The efficiency has an obvious appeal to patients, although Nichols says, with a rueful laugh, that “if people do wait over ten or 15 minutes, we do hear about it.”
And the catchment area is growing. Just south of Aubrey is the city of Frisco, part of the sprawling Dallas-Fort Worth metroplex, which is experiencing a tech boom and a population spike to match. But although each facility bears the brand of a nationwide healthcare chain, Nichols says the community focus is what really makes the micro-hospital concept tick.

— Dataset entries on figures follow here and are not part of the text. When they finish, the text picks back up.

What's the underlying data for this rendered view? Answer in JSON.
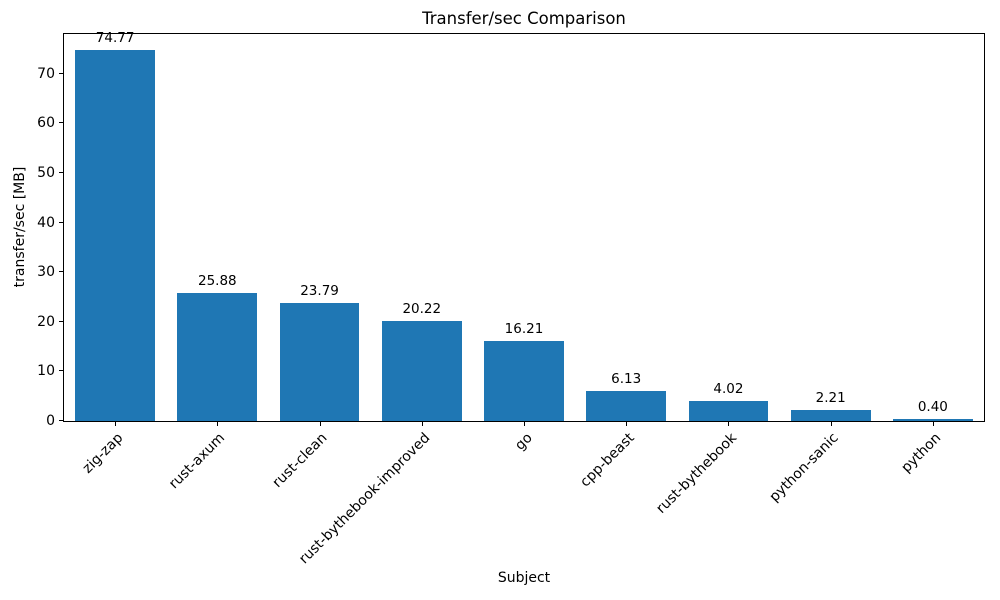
{
  "chart_data": {
    "type": "bar",
    "title": "Transfer/sec Comparison",
    "xlabel": "Subject",
    "ylabel": "transfer/sec [MB]",
    "categories": [
      "zig-zap",
      "rust-axum",
      "rust-clean",
      "rust-bythebook-improved",
      "go",
      "cpp-beast",
      "rust-bythebook",
      "python-sanic",
      "python"
    ],
    "values": [
      74.77,
      25.88,
      23.79,
      20.22,
      16.21,
      6.13,
      4.02,
      2.21,
      0.4
    ],
    "value_labels": [
      "74.77",
      "25.88",
      "23.79",
      "20.22",
      "16.21",
      "6.13",
      "4.02",
      "2.21",
      "0.40"
    ],
    "ylim": [
      0,
      78
    ],
    "yticks": [
      0,
      10,
      20,
      30,
      40,
      50,
      60,
      70
    ],
    "bar_color": "#1f77b4",
    "spine_color": "#000000",
    "grid": false,
    "legend_position": "none"
  }
}
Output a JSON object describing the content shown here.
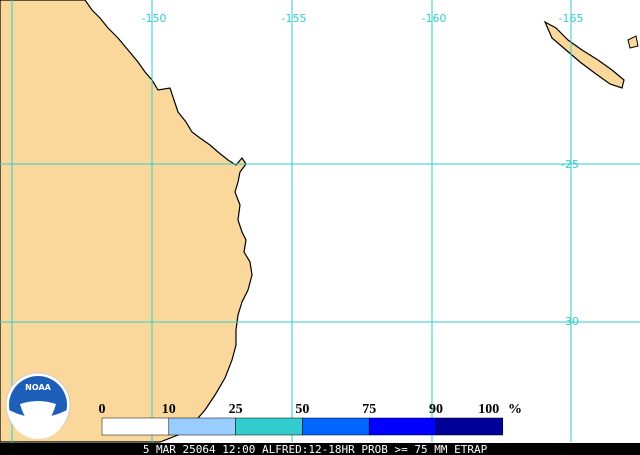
{
  "map": {
    "longitude_labels": [
      "-150",
      "-155",
      "-160",
      "-165"
    ],
    "latitude_labels": [
      "-25",
      "-30"
    ],
    "logo": "NOAA",
    "legend": {
      "labels": [
        "0",
        "10",
        "25",
        "50",
        "75",
        "90",
        "100"
      ],
      "unit": "%",
      "colors": [
        "#ffffff",
        "#99ccff",
        "#33cccc",
        "#0066ff",
        "#0000ff",
        "#000099"
      ]
    },
    "caption": "5 MAR 25064 12:00 ALFRED:12-18HR PROB >= 75 MM ETRAP"
  }
}
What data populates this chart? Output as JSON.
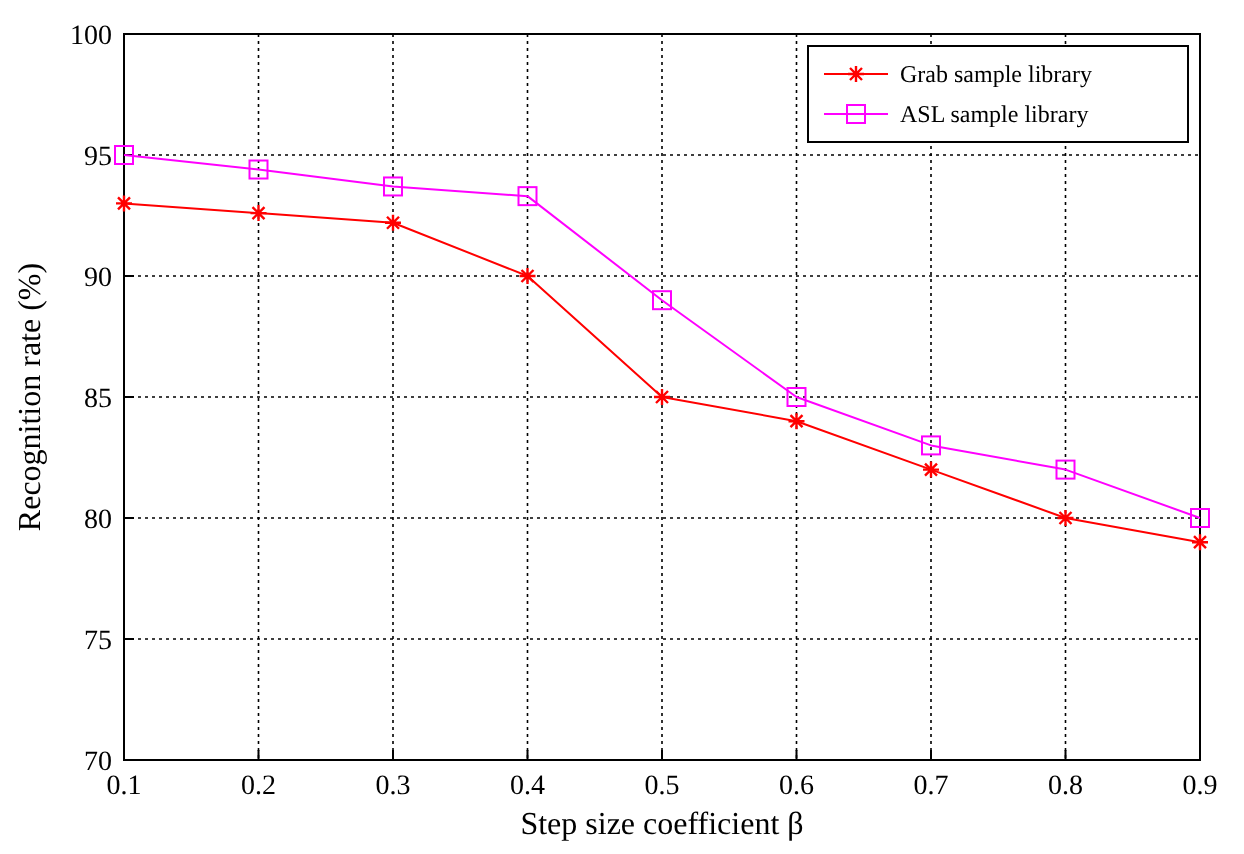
{
  "chart_data": {
    "type": "line",
    "xlabel": "Step size coefficient β",
    "ylabel": "Recognition rate (%)",
    "x": [
      0.1,
      0.2,
      0.3,
      0.4,
      0.5,
      0.6,
      0.7,
      0.8,
      0.9
    ],
    "xlim": [
      0.1,
      0.9
    ],
    "xticks": [
      0.1,
      0.2,
      0.3,
      0.4,
      0.5,
      0.6,
      0.7,
      0.8,
      0.9
    ],
    "ylim": [
      70,
      100
    ],
    "yticks": [
      70,
      75,
      80,
      85,
      90,
      95,
      100
    ],
    "grid": true,
    "legend": "top right",
    "line_style": "solid",
    "series": [
      {
        "name": "Grab sample library",
        "color": "#ff0000",
        "marker": "cross",
        "values": [
          93,
          92.6,
          92.2,
          90,
          85,
          84,
          82,
          80,
          79
        ]
      },
      {
        "name": "ASL sample library",
        "color": "#ff00ff",
        "marker": "square",
        "values": [
          95,
          94.4,
          93.7,
          93.3,
          89,
          85,
          83,
          82,
          80
        ]
      }
    ]
  }
}
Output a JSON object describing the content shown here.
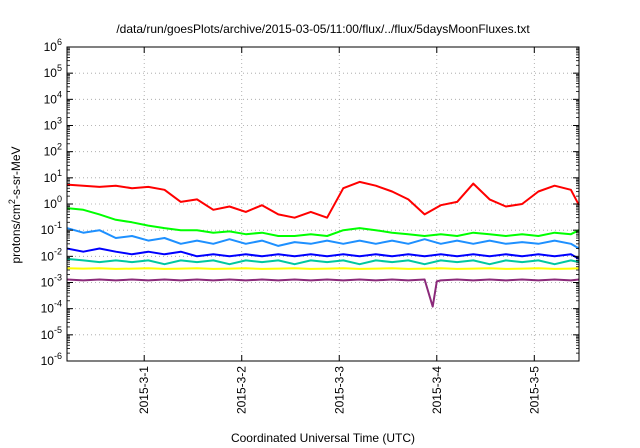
{
  "chart_data": {
    "type": "line",
    "title": "/data/run/goesPlots/archive/2015-03-05/11:00/flux/../flux/5daysMoonFluxes.txt",
    "xlabel": "Coordinated Universal Time (UTC)",
    "ylabel": {
      "base": "protons/cm",
      "sup": "2",
      "rest": "-s-sr-MeV"
    },
    "x_scale": "time",
    "x_range": [
      "2015-02-28T05:00",
      "2015-03-05T11:00"
    ],
    "x_ticks": [
      "2015-3-1",
      "2015-3-2",
      "2015-3-3",
      "2015-3-4",
      "2015-3-5"
    ],
    "y_scale": "log",
    "y_range": [
      1e-06,
      1000000.0
    ],
    "y_ticks": [
      {
        "base": "10",
        "exp": "6"
      },
      {
        "base": "10",
        "exp": "5"
      },
      {
        "base": "10",
        "exp": "4"
      },
      {
        "base": "10",
        "exp": "3"
      },
      {
        "base": "10",
        "exp": "2"
      },
      {
        "base": "10",
        "exp": "1"
      },
      {
        "base": "10",
        "exp": "0"
      },
      {
        "base": "10",
        "exp": "-1"
      },
      {
        "base": "10",
        "exp": "-2"
      },
      {
        "base": "10",
        "exp": "-3"
      },
      {
        "base": "10",
        "exp": "-4"
      },
      {
        "base": "10",
        "exp": "-5"
      },
      {
        "base": "10",
        "exp": "-6"
      }
    ],
    "grid": true,
    "series": [
      {
        "color": "#ff0000",
        "x": [
          "2015-02-28T05:00",
          "2015-02-28T09:00",
          "2015-02-28T13:00",
          "2015-02-28T17:00",
          "2015-02-28T21:00",
          "2015-03-01T01:00",
          "2015-03-01T05:00",
          "2015-03-01T09:00",
          "2015-03-01T13:00",
          "2015-03-01T17:00",
          "2015-03-01T21:00",
          "2015-03-02T01:00",
          "2015-03-02T05:00",
          "2015-03-02T09:00",
          "2015-03-02T13:00",
          "2015-03-02T17:00",
          "2015-03-02T21:00",
          "2015-03-03T01:00",
          "2015-03-03T05:00",
          "2015-03-03T09:00",
          "2015-03-03T13:00",
          "2015-03-03T17:00",
          "2015-03-03T21:00",
          "2015-03-04T01:00",
          "2015-03-04T05:00",
          "2015-03-04T09:00",
          "2015-03-04T13:00",
          "2015-03-04T17:00",
          "2015-03-04T21:00",
          "2015-03-05T01:00",
          "2015-03-05T05:00",
          "2015-03-05T09:00",
          "2015-03-05T11:00"
        ],
        "y": [
          5.5,
          5.0,
          4.5,
          5.0,
          4.0,
          4.5,
          3.5,
          1.2,
          1.5,
          0.6,
          0.8,
          0.5,
          0.9,
          0.4,
          0.3,
          0.5,
          0.3,
          4.0,
          7.0,
          5.0,
          3.0,
          1.5,
          0.4,
          0.9,
          1.2,
          6.0,
          1.5,
          0.8,
          1.0,
          3.0,
          5.0,
          3.5,
          0.9
        ]
      },
      {
        "color": "#00ff00",
        "x": [
          "2015-02-28T05:00",
          "2015-02-28T09:00",
          "2015-02-28T13:00",
          "2015-02-28T17:00",
          "2015-02-28T21:00",
          "2015-03-01T01:00",
          "2015-03-01T05:00",
          "2015-03-01T09:00",
          "2015-03-01T13:00",
          "2015-03-01T17:00",
          "2015-03-01T21:00",
          "2015-03-02T01:00",
          "2015-03-02T05:00",
          "2015-03-02T09:00",
          "2015-03-02T13:00",
          "2015-03-02T17:00",
          "2015-03-02T21:00",
          "2015-03-03T01:00",
          "2015-03-03T05:00",
          "2015-03-03T09:00",
          "2015-03-03T13:00",
          "2015-03-03T17:00",
          "2015-03-03T21:00",
          "2015-03-04T01:00",
          "2015-03-04T05:00",
          "2015-03-04T09:00",
          "2015-03-04T13:00",
          "2015-03-04T17:00",
          "2015-03-04T21:00",
          "2015-03-05T01:00",
          "2015-03-05T05:00",
          "2015-03-05T09:00",
          "2015-03-05T11:00"
        ],
        "y": [
          0.7,
          0.6,
          0.4,
          0.25,
          0.2,
          0.15,
          0.12,
          0.1,
          0.1,
          0.08,
          0.09,
          0.07,
          0.08,
          0.06,
          0.06,
          0.07,
          0.06,
          0.1,
          0.12,
          0.1,
          0.08,
          0.07,
          0.06,
          0.07,
          0.06,
          0.08,
          0.07,
          0.06,
          0.07,
          0.06,
          0.08,
          0.07,
          0.1
        ]
      },
      {
        "color": "#1e90ff",
        "x": [
          "2015-02-28T05:00",
          "2015-02-28T09:00",
          "2015-02-28T13:00",
          "2015-02-28T17:00",
          "2015-02-28T21:00",
          "2015-03-01T01:00",
          "2015-03-01T05:00",
          "2015-03-01T09:00",
          "2015-03-01T13:00",
          "2015-03-01T17:00",
          "2015-03-01T21:00",
          "2015-03-02T01:00",
          "2015-03-02T05:00",
          "2015-03-02T09:00",
          "2015-03-02T13:00",
          "2015-03-02T17:00",
          "2015-03-02T21:00",
          "2015-03-03T01:00",
          "2015-03-03T05:00",
          "2015-03-03T09:00",
          "2015-03-03T13:00",
          "2015-03-03T17:00",
          "2015-03-03T21:00",
          "2015-03-04T01:00",
          "2015-03-04T05:00",
          "2015-03-04T09:00",
          "2015-03-04T13:00",
          "2015-03-04T17:00",
          "2015-03-04T21:00",
          "2015-03-05T01:00",
          "2015-03-05T05:00",
          "2015-03-05T09:00",
          "2015-03-05T11:00"
        ],
        "y": [
          0.12,
          0.08,
          0.1,
          0.05,
          0.06,
          0.04,
          0.05,
          0.03,
          0.04,
          0.03,
          0.045,
          0.03,
          0.04,
          0.025,
          0.035,
          0.03,
          0.04,
          0.03,
          0.04,
          0.03,
          0.04,
          0.03,
          0.045,
          0.03,
          0.04,
          0.03,
          0.04,
          0.03,
          0.035,
          0.03,
          0.04,
          0.03,
          0.02
        ]
      },
      {
        "color": "#0000ff",
        "x": [
          "2015-02-28T05:00",
          "2015-02-28T09:00",
          "2015-02-28T13:00",
          "2015-02-28T17:00",
          "2015-02-28T21:00",
          "2015-03-01T01:00",
          "2015-03-01T05:00",
          "2015-03-01T09:00",
          "2015-03-01T13:00",
          "2015-03-01T17:00",
          "2015-03-01T21:00",
          "2015-03-02T01:00",
          "2015-03-02T05:00",
          "2015-03-02T09:00",
          "2015-03-02T13:00",
          "2015-03-02T17:00",
          "2015-03-02T21:00",
          "2015-03-03T01:00",
          "2015-03-03T05:00",
          "2015-03-03T09:00",
          "2015-03-03T13:00",
          "2015-03-03T17:00",
          "2015-03-03T21:00",
          "2015-03-04T01:00",
          "2015-03-04T05:00",
          "2015-03-04T09:00",
          "2015-03-04T13:00",
          "2015-03-04T17:00",
          "2015-03-04T21:00",
          "2015-03-05T01:00",
          "2015-03-05T05:00",
          "2015-03-05T09:00",
          "2015-03-05T11:00"
        ],
        "y": [
          0.02,
          0.015,
          0.02,
          0.015,
          0.012,
          0.015,
          0.012,
          0.015,
          0.01,
          0.012,
          0.01,
          0.012,
          0.01,
          0.012,
          0.01,
          0.012,
          0.01,
          0.012,
          0.01,
          0.012,
          0.01,
          0.012,
          0.01,
          0.012,
          0.01,
          0.012,
          0.01,
          0.012,
          0.01,
          0.012,
          0.01,
          0.012,
          0.008
        ]
      },
      {
        "color": "#00c8a0",
        "x": [
          "2015-02-28T05:00",
          "2015-02-28T09:00",
          "2015-02-28T13:00",
          "2015-02-28T17:00",
          "2015-02-28T21:00",
          "2015-03-01T01:00",
          "2015-03-01T05:00",
          "2015-03-01T09:00",
          "2015-03-01T13:00",
          "2015-03-01T17:00",
          "2015-03-01T21:00",
          "2015-03-02T01:00",
          "2015-03-02T05:00",
          "2015-03-02T09:00",
          "2015-03-02T13:00",
          "2015-03-02T17:00",
          "2015-03-02T21:00",
          "2015-03-03T01:00",
          "2015-03-03T05:00",
          "2015-03-03T09:00",
          "2015-03-03T13:00",
          "2015-03-03T17:00",
          "2015-03-03T21:00",
          "2015-03-04T01:00",
          "2015-03-04T05:00",
          "2015-03-04T09:00",
          "2015-03-04T13:00",
          "2015-03-04T17:00",
          "2015-03-04T21:00",
          "2015-03-05T01:00",
          "2015-03-05T05:00",
          "2015-03-05T09:00",
          "2015-03-05T11:00"
        ],
        "y": [
          0.008,
          0.007,
          0.006,
          0.007,
          0.006,
          0.007,
          0.005,
          0.007,
          0.006,
          0.007,
          0.005,
          0.007,
          0.006,
          0.007,
          0.005,
          0.007,
          0.006,
          0.007,
          0.005,
          0.007,
          0.006,
          0.007,
          0.005,
          0.007,
          0.006,
          0.007,
          0.005,
          0.007,
          0.006,
          0.007,
          0.005,
          0.007,
          0.006
        ]
      },
      {
        "color": "#ffff00",
        "x": [
          "2015-02-28T05:00",
          "2015-02-28T09:00",
          "2015-02-28T13:00",
          "2015-02-28T17:00",
          "2015-02-28T21:00",
          "2015-03-01T01:00",
          "2015-03-01T05:00",
          "2015-03-01T09:00",
          "2015-03-01T13:00",
          "2015-03-01T17:00",
          "2015-03-01T21:00",
          "2015-03-02T01:00",
          "2015-03-02T05:00",
          "2015-03-02T09:00",
          "2015-03-02T13:00",
          "2015-03-02T17:00",
          "2015-03-02T21:00",
          "2015-03-03T01:00",
          "2015-03-03T05:00",
          "2015-03-03T09:00",
          "2015-03-03T13:00",
          "2015-03-03T17:00",
          "2015-03-03T21:00",
          "2015-03-04T01:00",
          "2015-03-04T05:00",
          "2015-03-04T09:00",
          "2015-03-04T13:00",
          "2015-03-04T17:00",
          "2015-03-04T21:00",
          "2015-03-05T01:00",
          "2015-03-05T05:00",
          "2015-03-05T09:00",
          "2015-03-05T11:00"
        ],
        "y": [
          0.0035,
          0.0034,
          0.0035,
          0.0033,
          0.0034,
          0.0035,
          0.0033,
          0.0034,
          0.0035,
          0.0033,
          0.0034,
          0.0035,
          0.0033,
          0.0034,
          0.0035,
          0.0033,
          0.0034,
          0.0035,
          0.0033,
          0.0034,
          0.0035,
          0.0033,
          0.0034,
          0.0035,
          0.0033,
          0.0034,
          0.0035,
          0.0033,
          0.0034,
          0.0035,
          0.0033,
          0.0034,
          0.0035
        ]
      },
      {
        "color": "#8b2a7a",
        "x": [
          "2015-02-28T05:00",
          "2015-02-28T09:00",
          "2015-02-28T13:00",
          "2015-02-28T17:00",
          "2015-02-28T21:00",
          "2015-03-01T01:00",
          "2015-03-01T05:00",
          "2015-03-01T09:00",
          "2015-03-01T13:00",
          "2015-03-01T17:00",
          "2015-03-01T21:00",
          "2015-03-02T01:00",
          "2015-03-02T05:00",
          "2015-03-02T09:00",
          "2015-03-02T13:00",
          "2015-03-02T17:00",
          "2015-03-02T21:00",
          "2015-03-03T01:00",
          "2015-03-03T05:00",
          "2015-03-03T09:00",
          "2015-03-03T13:00",
          "2015-03-03T17:00",
          "2015-03-03T21:00",
          "2015-03-03T23:00",
          "2015-03-04T00:00",
          "2015-03-04T01:00",
          "2015-03-04T05:00",
          "2015-03-04T09:00",
          "2015-03-04T13:00",
          "2015-03-04T17:00",
          "2015-03-04T21:00",
          "2015-03-05T01:00",
          "2015-03-05T05:00",
          "2015-03-05T09:00",
          "2015-03-05T11:00"
        ],
        "y": [
          0.0013,
          0.0012,
          0.0013,
          0.0012,
          0.0013,
          0.0012,
          0.0013,
          0.0012,
          0.0013,
          0.0012,
          0.0013,
          0.0012,
          0.0013,
          0.0012,
          0.0013,
          0.0012,
          0.0013,
          0.0012,
          0.0013,
          0.0012,
          0.0013,
          0.0012,
          0.0013,
          0.00012,
          0.0011,
          0.0012,
          0.0013,
          0.0012,
          0.0013,
          0.0012,
          0.0013,
          0.0012,
          0.0013,
          0.0012,
          0.0013
        ]
      }
    ]
  }
}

“For a lot of people in the Aubrey area, we’re their doctor,” he says. “We’ve plans to get even larger, but that smaller, more intimate delivery of care has to be replicable and applicable across the board. You can’t grow so fast that you become just another brand.”
The regulatory landscape in Texas, Arizona, Nevada and Colorado has given small facilities there a big advantage – those states don’t require a complex application process to justify adding more hospital beds. Provider Mercy Health System has also applied for permission to build a micro-hospital in Illinois, where the process is a lot more involved. Whether or not that venture is eventually approved, Nichols sees a lot of potential in the micro-hospital concept.
“I think it’s a model that could work internationally if it’s incorporated appropriately,” he says. “Going forward, I think it’s the only viable bridge between the huge facilities and community medicine that there will be.”